Cette remarque positive doit être objective et réelle.  Elle demande une vraie observation des enfants dans leurs activités. On ne peut pas dire n’importe quoi.

Apaiser
Les parents font beaucoup l’expérience  du rapport de force dans leur milieu professionnel et certains sont parfois enclins à employer ce comportement que nous ressentons vite comme de l’intimidation. «  Quoi ! mon fils n’a pas eu de goûter , vous êtes incapables de contrôler ce que chacun a reçu ! Je paie ! »  On est pris au dépourvu par de telles mises en accusation, il faut percevoir l’angoisse de la dépossession sous-jacente, les prendre au sérieux comme telles et puis détricoter l’histoire ensuite pour comprendre la réalité!

  1. Les parents peuvent être disponibles

A priori si les familles nous confient leurs enfants, c’est qu’elles ne sont pas disponibles, donc inutile d’avoir pour objectif de les mobiliser chaque semaine. Mais dans le précieux rendez-vous d’inscription, on peut demander une participation annuelle selon les goûts ou les savoir-faire : outre les accompagnements, un gâteau une fois dans l’année,  l’animation d’un atelier une fois,  proposer  une sortie, venir partager le livre qu’ils ont aimé enfant, leur premier film ou une exposition.

Quand ils se seront libérés pour une demi-journée dans leur travail, ils peuvent avoir envie de renouveler l’expérience. Mais  il faut être patient, et très organisé, établir un planning longtemps à l’avance, le mettre à jour souvent et rappeler le parent concerné les deux semaines avant, pour pouvoir changer son fusil d’épaule en cas de défaillance

    4.

C’est un constat que je fais depuis de nombreuses années: l’autorité est de moins en moins admise: on doute du père, de celui qui sait, de celui qui décide, et on est prompt à la contestation. On l’entend dans tous les lieux qui accueillent des enfants (école, catéchisme, centres de loisirs) : s’ils sont beaucoup plus libres dans leur parole que les enfants des générations précédentes, ils sont moins respectueux de la hiérarchie, ont perdu  le sens du sacré. C’est qu’ils grandissent dans ce monde du doute généralisé où la foi chrétienne est réduite par beaucoup de nos contemporains à la conservation de rites vieillots, à une crédulité enfantine, au besoin d’appartenance à un groupe. On le voit bien, les parents nous choisissent pour les « valeurs » qui résultent de la foi chrétienne, mais dans leur majorité, ils n’y adhèrent pas au fond. Cela les place dans une contradiction constante !

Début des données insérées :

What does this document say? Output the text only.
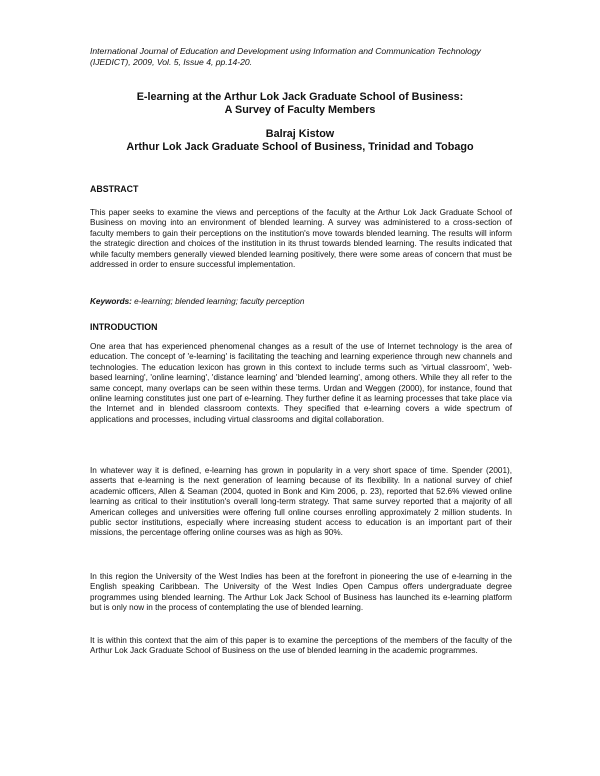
International Journal of Education and Development using Information and Communication Technology
(IJEDICT), 2009, Vol. 5, Issue 4, pp.14-20.
E-learning at the Arthur Lok Jack Graduate School of Business:
A Survey of Faculty Members
Balraj Kistow
Arthur Lok Jack Graduate School of Business, Trinidad and Tobago
ABSTRACT
This paper seeks to examine the views and perceptions of the faculty at the Arthur Lok Jack Graduate School of Business on moving into an environment of blended learning. A survey was administered to a cross-section of faculty members to gain their perceptions on the institution's move towards blended learning. The results will inform the strategic direction and choices of the institution in its thrust towards blended learning. The results indicated that while faculty members generally viewed blended learning positively, there were some areas of concern that must be addressed in order to ensure successful implementation.
Keywords: e-learning; blended learning; faculty perception
INTRODUCTION
One area that has experienced phenomenal changes as a result of the use of Internet technology is the area of education. The concept of 'e-learning' is facilitating the teaching and learning experience through new channels and technologies. The education lexicon has grown in this context to include terms such as 'virtual classroom', 'web-based learning', 'online learning', 'distance learning' and 'blended learning', among others. While they all refer to the same concept, many overlaps can be seen within these terms. Urdan and Weggen (2000), for instance, found that online learning constitutes just one part of e-learning. They further define it as learning processes that take place via the Internet and in blended classroom contexts. They specified that e-learning covers a wide spectrum of applications and processes, including virtual classrooms and digital collaboration.
In whatever way it is defined, e-learning has grown in popularity in a very short space of time. Spender (2001), asserts that e-learning is the next generation of learning because of its flexibility. In a national survey of chief academic officers, Allen & Seaman (2004, quoted in Bonk and Kim 2006, p. 23), reported that 52.6% viewed online learning as critical to their institution's overall long-term strategy. That same survey reported that a majority of all American colleges and universities were offering full online courses enrolling approximately 2 million students. In public sector institutions, especially where increasing student access to education is an important part of their missions, the percentage offering online courses was as high as 90%.
In this region the University of the West Indies has been at the forefront in pioneering the use of e-learning in the English speaking Caribbean. The University of the West Indies Open Campus offers undergraduate degree programmes using blended learning. The Arthur Lok Jack School of Business has launched its e-learning platform but is only now in the process of contemplating the use of blended learning.
It is within this context that the aim of this paper is to examine the perceptions of the members of the faculty of the Arthur Lok Jack Graduate School of Business on the use of blended learning in the academic programmes.
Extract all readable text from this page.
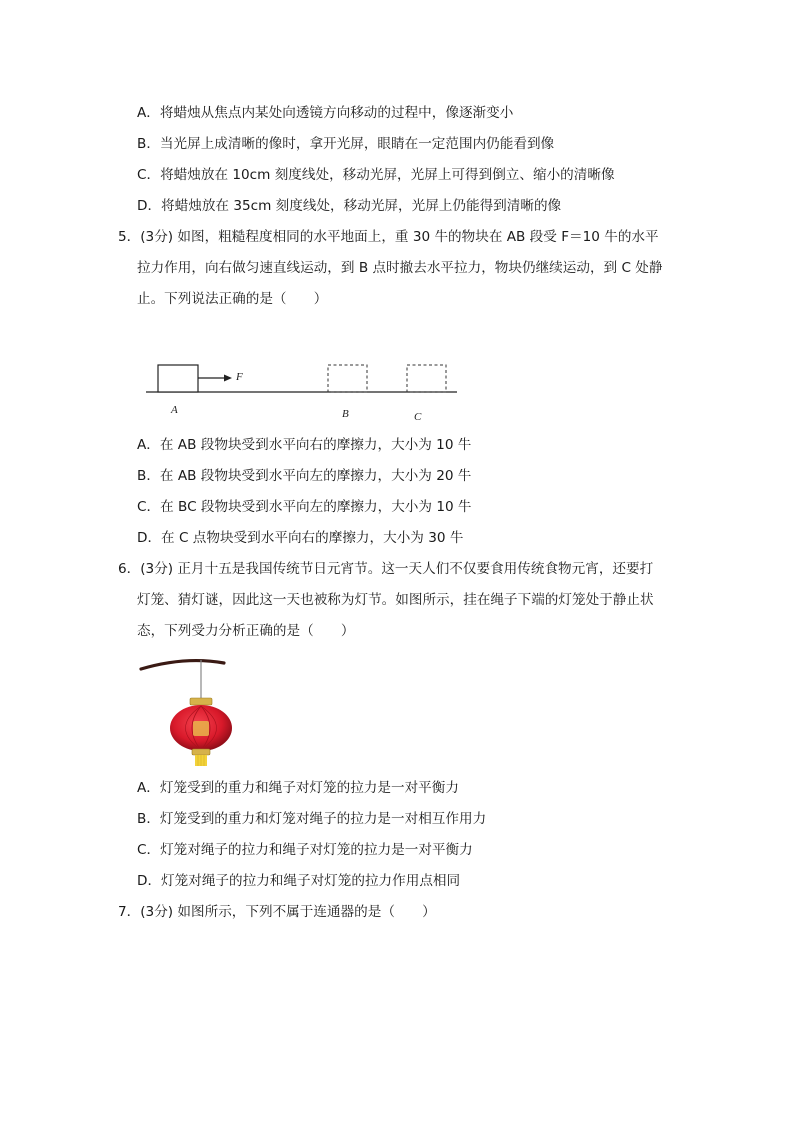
A．将蜡烛从焦点内某处向透镜方向移动的过程中，像逐渐变小
B．当光屏上成清晰的像时，拿开光屏，眼睛在一定范围内仍能看到像
C．将蜡烛放在 10cm 刻度线处，移动光屏，光屏上可得到倒立、缩小的清晰像
D．将蜡烛放在 35cm 刻度线处，移动光屏，光屏上仍能得到清晰的像
5．(3分) 如图，粗糙程度相同的水平地面上，重 30 牛的物块在 AB 段受 F＝10 牛的水平
拉力作用，向右做匀速直线运动，到 B 点时撤去水平拉力，物块仍继续运动，到 C 处静
止。下列说法正确的是（　　）
F
A	B	C
A．在 AB 段物块受到水平向右的摩擦力，大小为 10 牛
B．在 AB 段物块受到水平向左的摩擦力，大小为 20 牛
C．在 BC 段物块受到水平向左的摩擦力，大小为 10 牛
D．在 C 点物块受到水平向右的摩擦力，大小为 30 牛
6．(3分) 正月十五是我国传统节日元宵节。这一天人们不仅要食用传统食物元宵，还要打
灯笼、猜灯谜，因此这一天也被称为灯节。如图所示，挂在绳子下端的灯笼处于静止状
态，下列受力分析正确的是（　　）
A．灯笼受到的重力和绳子对灯笼的拉力是一对平衡力
B．灯笼受到的重力和灯笼对绳子的拉力是一对相互作用力
C．灯笼对绳子的拉力和绳子对灯笼的拉力是一对平衡力
D．灯笼对绳子的拉力和绳子对灯笼的拉力作用点相同
7．(3分) 如图所示，下列不属于连通器的是（　　）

Or nous le savons bien,  notre foi n’est pas une certitude immuable, elle nous vient de la Personne de Dieu libre qui nous a créé à son image hommes libres. Elle est un dialogue toujours en évolution. Cela signifie, pour ce qui nous concerne ce soir, qu’il nous faut regarder chaque parent et chaque enfant comme une personne libre et capable de grandir et changer, mais aussi capable de choisir de nous mentir, de dissimuler. Comme nous avons cette liberté dans le regard de Dieu.